Return to Project-GC

Welcome to Project-GC Q&A. Ask questions and get answers from other Project-GC users.

If you get a good answer, click the checkbox on the left to select it as the best answer.

Upvote answers or questions that have helped you.

If you don't get clear answers, edit your question to make it clearer.

0 votes
947 views

I see "timeout while calculating" error on some users on the new Log similarity stats

Example: 

http://project-gc.com/ProfileStats/terabaitas

in Bug reports by vukisz (1.1k points)

1 Answer

+1 vote
This is normal. This is a calculation that takes a lot of processing, so it may not be finished in the first few runs. If not, you will get this message. However, the state gotten to in this unfinished run is preserved so the next time the same stats are run the processing will get further, eventually completing. Once complete, it will probably stay complete for that user unless an extremely large amount of logs are added in the same stats period.
by pinkunicorn (Moderator) (197k points)
Affecting old logs is the thing that is most likely to make it start to timeout again.
* Editing several old logs.
* Logging something way back in time.
* Deleting an old log (not in the few hundred most recent).
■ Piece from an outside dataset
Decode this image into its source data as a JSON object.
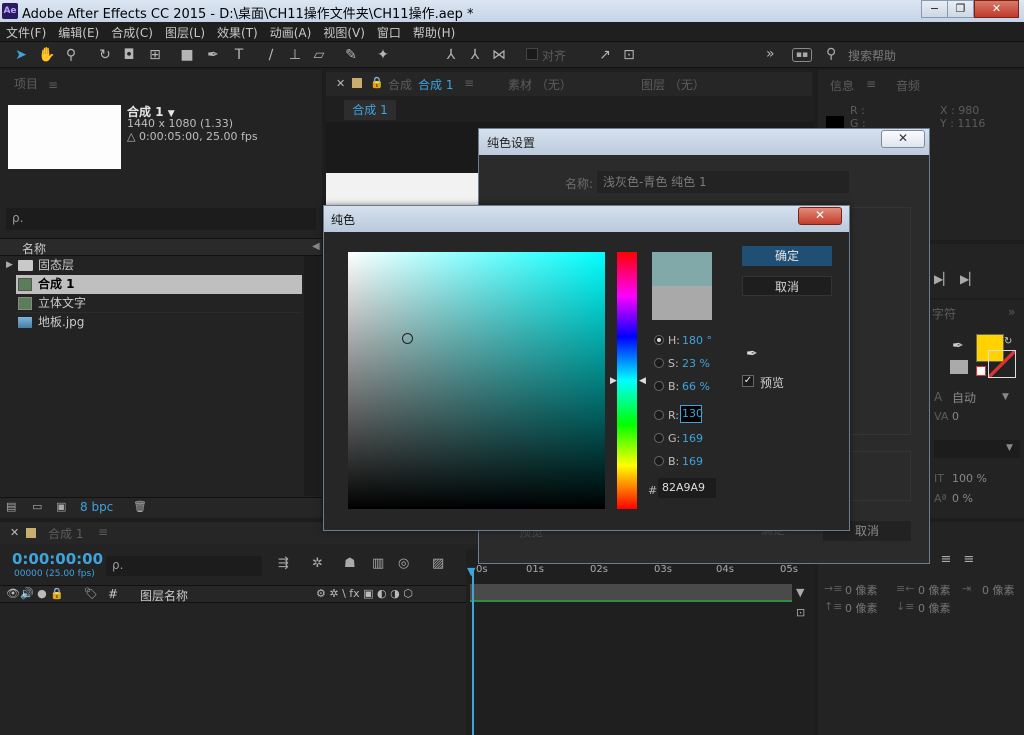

The values are cached in chunks of 100 logs or so. If a log is deleted in the middle of that, all caching after that log entry will be obsolete and useless.
My profile still shows timeout.  Is this still to be expected?  Will it be announced when there should be no more?
A timeout will always be possible. Though unlikely nowadays. I can try to explain how it's calculated technically, which might increase your understanding.

The variance is calculated as an average of the difference in characters between log #1 and #2, and #2 and #3 and so on. The simple solution is to calculate this for every log text you have, each time. But if you have 10000 logs, with 500 characters in each, it takes a LOT of time.

We therefore calculate them in chunks of 100, and store the values. This is stored in a memory cache, which is flushed to disk a bit now and then. Ie, a disruption in the service may result in data loss (for the cached data).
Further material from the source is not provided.